I’ll be completely honest, when our partners first walked us through schema markup, my eyes glazed over. It sounded like an IT project, but it wasn’t. Our web team implemented it on our program pages very quickly. The technical barrier is lower than you think. After we implemented structured data in September, our AI referral traffic visibly increased within weeks. Over the past year, AI referrals to our site grew more than 800 percent. The numbers are still small in absolute terms, but the trajectory is unmistakable.
Who Gets Hurt First
Harvard and Stanford dominate AI citations because of massive domain authority and brand recognition baked into the training data. They don’t need to optimize. Must be nice, right? Community colleges, regional publics, HBCUs and small privates depend on discoverability. Our students search for programs and careers. They’re not typing our names into ChatGPT. If AI answers only surface the institutions with the biggest web footprint, the students who most need affordable pathways won’t find them.
This Work Is Already the Floor
I want to be honest about something. The work I just described is already becoming table stakes. The conversation in digital marketing has moved past answer engine optimization (AEO) and generative engine optimization (GEO) toward what practitioners are calling agent optimization. Companies are building autonomous agents designed to act on a student’s behalf. Search for programs. Compare costs. Check admission requirements. Even start an application.
OpenAI launched ads inside ChatGPT in February 2026. Perplexity launched product search with checkout. The Harvard Business Review’s March-April 2026 issue has a feature on preparing brands for agentic AI. This isn’t science fiction or a 2028 conversation. It’s happening now. But here’s why the practical steps above still matter. Agents will still need to read your content and parse your structured data before acting on a student’s behalf. The infrastructure you build today for AI search visibility is the same infrastructure that serves you when agents start making enrollment decisions for students. The institutions that get the basics right now won’t have to start over when the game changes again.

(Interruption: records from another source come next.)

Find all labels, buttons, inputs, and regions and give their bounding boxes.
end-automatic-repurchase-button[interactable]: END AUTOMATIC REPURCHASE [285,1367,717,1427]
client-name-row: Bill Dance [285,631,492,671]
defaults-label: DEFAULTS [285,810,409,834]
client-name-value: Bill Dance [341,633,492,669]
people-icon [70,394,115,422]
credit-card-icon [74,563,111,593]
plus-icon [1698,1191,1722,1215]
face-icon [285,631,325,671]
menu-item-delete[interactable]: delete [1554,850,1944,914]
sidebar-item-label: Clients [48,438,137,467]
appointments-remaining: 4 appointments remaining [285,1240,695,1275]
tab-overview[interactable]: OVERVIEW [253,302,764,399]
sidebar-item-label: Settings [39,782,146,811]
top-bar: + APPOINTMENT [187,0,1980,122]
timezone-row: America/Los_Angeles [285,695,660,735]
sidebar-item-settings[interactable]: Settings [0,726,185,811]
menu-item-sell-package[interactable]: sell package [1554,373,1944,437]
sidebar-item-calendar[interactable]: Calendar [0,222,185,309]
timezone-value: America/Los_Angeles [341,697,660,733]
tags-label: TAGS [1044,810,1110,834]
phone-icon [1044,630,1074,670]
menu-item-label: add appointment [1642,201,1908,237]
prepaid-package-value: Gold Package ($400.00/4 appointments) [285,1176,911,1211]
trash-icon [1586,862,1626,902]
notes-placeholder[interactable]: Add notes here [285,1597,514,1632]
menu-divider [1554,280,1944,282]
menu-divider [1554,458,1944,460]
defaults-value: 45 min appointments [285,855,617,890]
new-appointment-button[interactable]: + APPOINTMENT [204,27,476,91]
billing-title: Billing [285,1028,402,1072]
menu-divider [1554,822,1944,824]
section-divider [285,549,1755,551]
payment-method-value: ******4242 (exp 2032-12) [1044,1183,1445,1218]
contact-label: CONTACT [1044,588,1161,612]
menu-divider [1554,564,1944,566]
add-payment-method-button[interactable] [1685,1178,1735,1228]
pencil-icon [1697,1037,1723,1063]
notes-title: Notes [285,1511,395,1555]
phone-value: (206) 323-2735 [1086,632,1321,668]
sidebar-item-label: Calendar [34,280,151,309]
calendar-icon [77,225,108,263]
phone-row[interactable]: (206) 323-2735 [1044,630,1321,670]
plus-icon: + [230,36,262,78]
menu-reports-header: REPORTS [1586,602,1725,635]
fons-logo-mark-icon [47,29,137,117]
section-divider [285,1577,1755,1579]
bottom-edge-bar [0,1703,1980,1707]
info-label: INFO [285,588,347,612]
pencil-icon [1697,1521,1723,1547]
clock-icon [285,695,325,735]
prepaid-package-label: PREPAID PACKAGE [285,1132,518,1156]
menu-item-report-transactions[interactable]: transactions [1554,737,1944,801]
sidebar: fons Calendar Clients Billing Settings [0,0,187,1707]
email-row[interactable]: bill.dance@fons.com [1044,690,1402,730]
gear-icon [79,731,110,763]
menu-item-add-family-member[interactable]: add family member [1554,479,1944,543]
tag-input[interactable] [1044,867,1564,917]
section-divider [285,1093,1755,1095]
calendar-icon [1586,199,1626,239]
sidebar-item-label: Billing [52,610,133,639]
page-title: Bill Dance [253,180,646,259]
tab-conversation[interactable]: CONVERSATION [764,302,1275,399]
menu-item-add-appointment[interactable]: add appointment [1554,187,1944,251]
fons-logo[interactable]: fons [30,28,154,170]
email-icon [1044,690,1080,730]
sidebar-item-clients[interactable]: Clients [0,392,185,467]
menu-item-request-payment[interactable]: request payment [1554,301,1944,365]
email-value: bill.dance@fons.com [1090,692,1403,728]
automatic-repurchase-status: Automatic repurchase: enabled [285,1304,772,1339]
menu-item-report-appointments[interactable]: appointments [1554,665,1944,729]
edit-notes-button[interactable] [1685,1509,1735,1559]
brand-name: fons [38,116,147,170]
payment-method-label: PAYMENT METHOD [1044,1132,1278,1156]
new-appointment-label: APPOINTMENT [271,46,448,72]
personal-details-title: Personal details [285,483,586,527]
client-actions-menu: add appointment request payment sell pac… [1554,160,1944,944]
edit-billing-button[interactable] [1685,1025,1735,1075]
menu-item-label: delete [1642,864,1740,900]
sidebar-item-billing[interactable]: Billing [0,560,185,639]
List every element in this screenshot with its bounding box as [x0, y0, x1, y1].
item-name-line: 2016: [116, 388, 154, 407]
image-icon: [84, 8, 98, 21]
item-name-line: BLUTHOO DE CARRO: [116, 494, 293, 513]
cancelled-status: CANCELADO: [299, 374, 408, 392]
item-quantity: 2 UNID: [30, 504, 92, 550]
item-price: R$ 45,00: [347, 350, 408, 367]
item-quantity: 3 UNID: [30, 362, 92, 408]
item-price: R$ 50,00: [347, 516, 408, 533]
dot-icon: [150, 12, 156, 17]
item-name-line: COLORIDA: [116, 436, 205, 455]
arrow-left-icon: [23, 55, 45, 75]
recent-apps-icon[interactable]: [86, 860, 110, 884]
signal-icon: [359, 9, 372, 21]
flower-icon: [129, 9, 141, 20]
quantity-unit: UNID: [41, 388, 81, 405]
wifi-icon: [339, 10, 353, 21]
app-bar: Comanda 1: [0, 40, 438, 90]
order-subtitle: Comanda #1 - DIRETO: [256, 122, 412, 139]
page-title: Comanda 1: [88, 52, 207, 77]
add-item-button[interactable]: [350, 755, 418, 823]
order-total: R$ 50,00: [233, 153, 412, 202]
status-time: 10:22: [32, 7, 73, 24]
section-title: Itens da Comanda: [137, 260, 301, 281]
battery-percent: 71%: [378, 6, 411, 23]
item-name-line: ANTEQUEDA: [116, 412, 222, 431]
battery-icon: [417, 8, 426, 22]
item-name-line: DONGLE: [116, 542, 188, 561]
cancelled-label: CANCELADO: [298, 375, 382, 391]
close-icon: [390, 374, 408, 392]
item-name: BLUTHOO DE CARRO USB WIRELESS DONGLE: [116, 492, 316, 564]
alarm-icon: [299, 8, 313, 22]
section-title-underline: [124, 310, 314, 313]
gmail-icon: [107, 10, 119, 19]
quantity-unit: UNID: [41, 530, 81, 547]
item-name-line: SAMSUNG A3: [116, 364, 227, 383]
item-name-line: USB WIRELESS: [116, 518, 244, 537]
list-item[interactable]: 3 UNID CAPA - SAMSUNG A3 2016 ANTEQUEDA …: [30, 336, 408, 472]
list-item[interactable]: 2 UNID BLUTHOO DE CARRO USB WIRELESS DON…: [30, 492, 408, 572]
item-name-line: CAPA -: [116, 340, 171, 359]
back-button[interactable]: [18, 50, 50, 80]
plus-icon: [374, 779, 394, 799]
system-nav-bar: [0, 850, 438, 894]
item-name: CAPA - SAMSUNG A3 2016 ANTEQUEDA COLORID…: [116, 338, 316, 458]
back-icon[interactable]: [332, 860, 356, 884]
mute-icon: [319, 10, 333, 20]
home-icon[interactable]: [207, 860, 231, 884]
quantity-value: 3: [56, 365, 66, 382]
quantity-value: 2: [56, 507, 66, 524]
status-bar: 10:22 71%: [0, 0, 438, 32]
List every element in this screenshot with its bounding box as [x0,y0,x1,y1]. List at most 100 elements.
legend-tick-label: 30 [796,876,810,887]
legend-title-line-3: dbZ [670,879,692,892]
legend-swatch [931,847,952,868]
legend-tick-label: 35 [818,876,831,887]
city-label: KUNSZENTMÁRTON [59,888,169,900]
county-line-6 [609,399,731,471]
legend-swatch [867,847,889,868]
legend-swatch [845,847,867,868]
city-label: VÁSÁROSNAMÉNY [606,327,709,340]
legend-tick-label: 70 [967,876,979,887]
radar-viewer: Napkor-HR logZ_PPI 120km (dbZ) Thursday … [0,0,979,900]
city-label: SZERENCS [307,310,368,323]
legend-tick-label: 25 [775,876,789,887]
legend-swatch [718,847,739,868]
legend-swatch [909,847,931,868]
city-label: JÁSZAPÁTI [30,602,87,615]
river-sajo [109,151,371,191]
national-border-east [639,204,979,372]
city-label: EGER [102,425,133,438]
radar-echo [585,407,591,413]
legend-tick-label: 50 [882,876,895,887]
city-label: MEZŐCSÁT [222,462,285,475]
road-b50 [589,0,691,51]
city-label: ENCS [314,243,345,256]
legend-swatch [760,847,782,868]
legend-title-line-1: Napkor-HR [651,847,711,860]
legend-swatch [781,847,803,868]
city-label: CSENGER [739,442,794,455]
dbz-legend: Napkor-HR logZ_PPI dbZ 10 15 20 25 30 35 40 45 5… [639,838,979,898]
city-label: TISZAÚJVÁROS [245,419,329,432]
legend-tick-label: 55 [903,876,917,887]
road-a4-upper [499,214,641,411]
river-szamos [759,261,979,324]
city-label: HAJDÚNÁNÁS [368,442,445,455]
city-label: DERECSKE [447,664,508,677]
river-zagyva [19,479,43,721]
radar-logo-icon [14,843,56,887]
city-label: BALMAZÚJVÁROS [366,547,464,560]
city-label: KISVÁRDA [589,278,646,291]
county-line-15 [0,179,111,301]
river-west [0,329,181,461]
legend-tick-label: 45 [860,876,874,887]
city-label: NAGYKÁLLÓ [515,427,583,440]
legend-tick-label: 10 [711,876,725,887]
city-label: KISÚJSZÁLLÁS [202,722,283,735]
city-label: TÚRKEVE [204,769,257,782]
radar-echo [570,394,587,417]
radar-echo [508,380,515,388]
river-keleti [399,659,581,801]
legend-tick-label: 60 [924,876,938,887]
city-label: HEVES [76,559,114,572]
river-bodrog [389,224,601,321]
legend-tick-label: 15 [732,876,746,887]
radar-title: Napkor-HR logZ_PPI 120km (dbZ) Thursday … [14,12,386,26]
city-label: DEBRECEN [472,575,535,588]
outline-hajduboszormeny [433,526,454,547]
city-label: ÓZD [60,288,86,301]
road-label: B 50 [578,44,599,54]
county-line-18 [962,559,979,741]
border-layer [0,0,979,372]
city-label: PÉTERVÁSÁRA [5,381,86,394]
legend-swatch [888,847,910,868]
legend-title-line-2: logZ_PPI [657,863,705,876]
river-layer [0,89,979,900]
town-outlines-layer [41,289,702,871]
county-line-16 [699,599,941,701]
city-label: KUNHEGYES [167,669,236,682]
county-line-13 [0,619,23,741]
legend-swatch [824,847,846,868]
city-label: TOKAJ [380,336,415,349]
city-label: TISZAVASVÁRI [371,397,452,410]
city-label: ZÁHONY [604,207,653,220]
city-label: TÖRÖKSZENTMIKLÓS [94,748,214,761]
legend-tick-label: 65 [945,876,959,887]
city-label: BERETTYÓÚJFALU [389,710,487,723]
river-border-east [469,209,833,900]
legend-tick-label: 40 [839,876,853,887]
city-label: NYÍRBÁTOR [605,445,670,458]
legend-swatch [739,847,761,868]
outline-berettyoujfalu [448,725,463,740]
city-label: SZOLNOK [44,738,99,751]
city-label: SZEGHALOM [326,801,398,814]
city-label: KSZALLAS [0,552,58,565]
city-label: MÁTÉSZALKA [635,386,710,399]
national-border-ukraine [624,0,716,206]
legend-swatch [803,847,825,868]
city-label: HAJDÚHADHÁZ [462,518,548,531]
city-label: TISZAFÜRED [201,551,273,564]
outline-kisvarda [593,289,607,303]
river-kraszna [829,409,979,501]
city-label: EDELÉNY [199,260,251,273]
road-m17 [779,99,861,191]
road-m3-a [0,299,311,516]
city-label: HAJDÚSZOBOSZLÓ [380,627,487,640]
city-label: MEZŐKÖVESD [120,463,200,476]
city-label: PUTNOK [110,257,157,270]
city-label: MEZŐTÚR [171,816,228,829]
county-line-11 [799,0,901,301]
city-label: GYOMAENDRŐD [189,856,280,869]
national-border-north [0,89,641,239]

Forty-six percent of high school students are already using AI in their college search. Eighteen percent have already ruled out an institution based on what AI told them. This is an exciting problem for us to solve, and your marketing team can start solving it this week. You can even put “taught a robot to recommend our college” on your annual review. We’ve spent years proving our value to students, legislators and skeptical parents. Convincing an algorithm should be the easy part.